In short the two basic components of salary which should be treated as salary for the purpose any Act concerned are the Basic wage and the Dearness Allowance. It is accordingly that the appropriate authorities under the Minimum Wages Act fix the minimum rates of wages. As such there is expected to have a basic rate of wage and a dearness allowance variable according to changes in the consumer price index. However, in many establishments the practice of paying variable dearness allowance (VDA) is not present. They pay under different heads like, Basic, HRA, and Conveyance etc. Under such pay scales, the only component which qualifies all the tests of a statutory salary would be basic salary. This is often done with a view to reducing the employer’s burden of payment of bonus, gratuity, provident fund contribution etc.

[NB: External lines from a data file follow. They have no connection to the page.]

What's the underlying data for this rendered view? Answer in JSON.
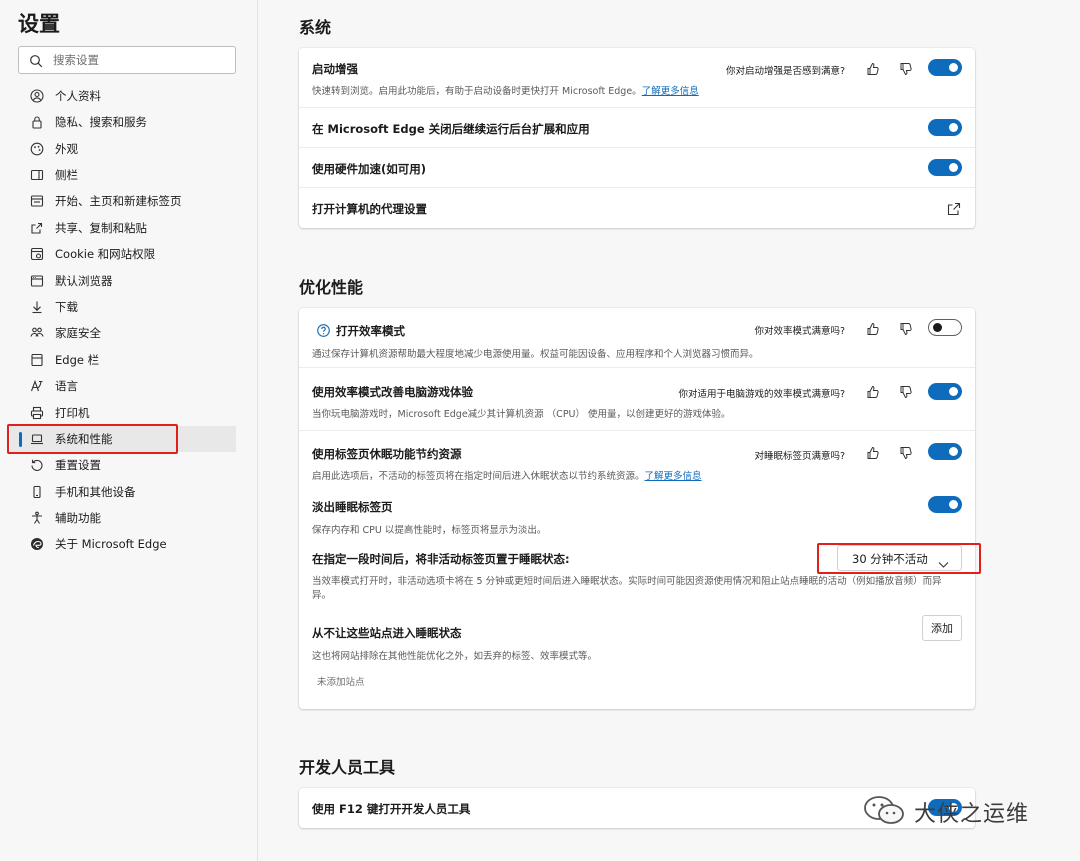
{
  "sidebar": {
    "title": "设置",
    "search_placeholder": "搜索设置",
    "items": [
      {
        "label": "个人资料",
        "icon": "profile-icon"
      },
      {
        "label": "隐私、搜索和服务",
        "icon": "lock-icon"
      },
      {
        "label": "外观",
        "icon": "appearance-icon"
      },
      {
        "label": "侧栏",
        "icon": "sidebar-icon"
      },
      {
        "label": "开始、主页和新建标签页",
        "icon": "home-icon"
      },
      {
        "label": "共享、复制和粘贴",
        "icon": "share-icon"
      },
      {
        "label": "Cookie 和网站权限",
        "icon": "cookie-icon"
      },
      {
        "label": "默认浏览器",
        "icon": "browser-icon"
      },
      {
        "label": "下载",
        "icon": "download-icon"
      },
      {
        "label": "家庭安全",
        "icon": "family-icon"
      },
      {
        "label": "Edge 栏",
        "icon": "edge-bar-icon"
      },
      {
        "label": "语言",
        "icon": "language-icon"
      },
      {
        "label": "打印机",
        "icon": "printer-icon"
      },
      {
        "label": "系统和性能",
        "icon": "laptop-icon",
        "active": true
      },
      {
        "label": "重置设置",
        "icon": "reset-icon"
      },
      {
        "label": "手机和其他设备",
        "icon": "phone-icon"
      },
      {
        "label": "辅助功能",
        "icon": "accessibility-icon"
      },
      {
        "label": "关于 Microsoft Edge",
        "icon": "edge-logo-icon"
      }
    ]
  },
  "system": {
    "title": "系统",
    "startup_boost": {
      "title": "启动增强",
      "question": "你对启动增强是否感到满意?",
      "desc": "快速转到浏览。启用此功能后，有助于启动设备时更快打开 Microsoft Edge。",
      "link": "了解更多信息",
      "enabled": true
    },
    "background": {
      "title": "在 Microsoft Edge 关闭后继续运行后台扩展和应用",
      "enabled": true
    },
    "hardware": {
      "title": "使用硬件加速(如可用)",
      "enabled": true
    },
    "proxy": {
      "title": "打开计算机的代理设置"
    }
  },
  "performance": {
    "title": "优化性能",
    "efficiency": {
      "title": "打开效率模式",
      "question": "你对效率模式满意吗?",
      "desc": "通过保存计算机资源帮助最大程度地减少电源使用量。权益可能因设备、应用程序和个人浏览器习惯而异。",
      "enabled": false
    },
    "gaming": {
      "title": "使用效率模式改善电脑游戏体验",
      "question": "你对适用于电脑游戏的效率模式满意吗?",
      "desc": "当你玩电脑游戏时，Microsoft Edge减少其计算机资源 （CPU） 使用量，以创建更好的游戏体验。",
      "enabled": true
    },
    "sleeping": {
      "title": "使用标签页休眠功能节约资源",
      "question": "对睡眠标签页满意吗?",
      "desc": "启用此选项后，不活动的标签页将在指定时间后进入休眠状态以节约系统资源。",
      "link": "了解更多信息",
      "enabled": true
    },
    "fade": {
      "title": "淡出睡眠标签页",
      "desc": "保存内存和 CPU 以提高性能时，标签页将显示为淡出。",
      "enabled": true
    },
    "timeout": {
      "title": "在指定一段时间后，将非活动标签页置于睡眠状态:",
      "value": "30 分钟不活动",
      "desc_line1": "当效率模式打开时，非活动选项卡将在 5 分钟或更短时间后进入睡眠状态。实际时间可能因资源使用情况和阻止站点睡眠的活动（例如播放音频）而异",
      "desc_line2": "异。"
    },
    "never_sleep": {
      "title": "从不让这些站点进入睡眠状态",
      "desc": "这也将网站排除在其他性能优化之外，如丢弃的标签、效率模式等。",
      "button": "添加",
      "empty": "未添加站点"
    }
  },
  "devtools": {
    "title": "开发人员工具",
    "f12": {
      "title": "使用 F12 键打开开发人员工具",
      "enabled": true
    }
  },
  "watermark": {
    "text": "大侠之运维"
  },
  "colors": {
    "accent": "#0f6cbd",
    "highlight": "#e0201b"
  }
}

However, the stand taken by the EPFO and the position stated in the clarification, does not appear to be consistent with law and may be tested in a court of law, leading to more litigation on this issue. This is in view on some of the points as mentioned below;
a. The EPF Act, being a standalone law, does not prescribe in section 2(b) that the basic wages should be equal to the minimum wages. Moreover, if that was indeed the intention of the legislature, instead of providing a separate definition of basic wages under the EPF Act, it would have cross referred to the definition of wages under the MWA, since the EPF Act was enacted much after enactment of the MWA.
b. The EPF Act is silent on the issue with regard to the percentage of the salary that may be deemed to be basic wages. As a matter of fact, there is no statute in India that prescribes the percentage of basic wages and/or of any allowance. Accordingly, an employer can under the employment contract indicate the amount of basic wages (besides the other allowances) that shall be payable, as long as the employer ensures that the employee receives at least the minimum amount of wages as prescribed under the MWA.
c. The MWA does not contain a separate definition of basic wages. Infact, while the definition of wages under the MWA includes House Rent Allowance (“HRA”), the definition of basic wages under EPF Act specifically excludes HRA - therefore there does not appear to be any co-relation between ‘wages’ under the MWA and ‘basic wages’ under the EPF Act.
d. The judgment on this subject, being that on the Punjab and Haryana High Court in the case of Assistant Provident Fund Commissioner, Gurgaon vs. G4S Security Services (India) Ltd & Anr. (2011 LLR 316 (P&H HC) has permitted the employer to split the minimum wages for the purposes of PF contributions. Unless the superior Court decision in future overturns this judgment, this judgment shall continue to prevail for the present in respect of Minimum wages. This judgment also makes necessary references to some of the earlier judgments as have been referred in the Clarification. It is surprising to note that this judgment has not been referred to in the Clarification.
While concluding the contentious issue it can be stated that, if an allowance(s) is paid universally to all employees employed, such allowance (s) shall be treated as part of basic wages. The allowances provided must be justified and documented.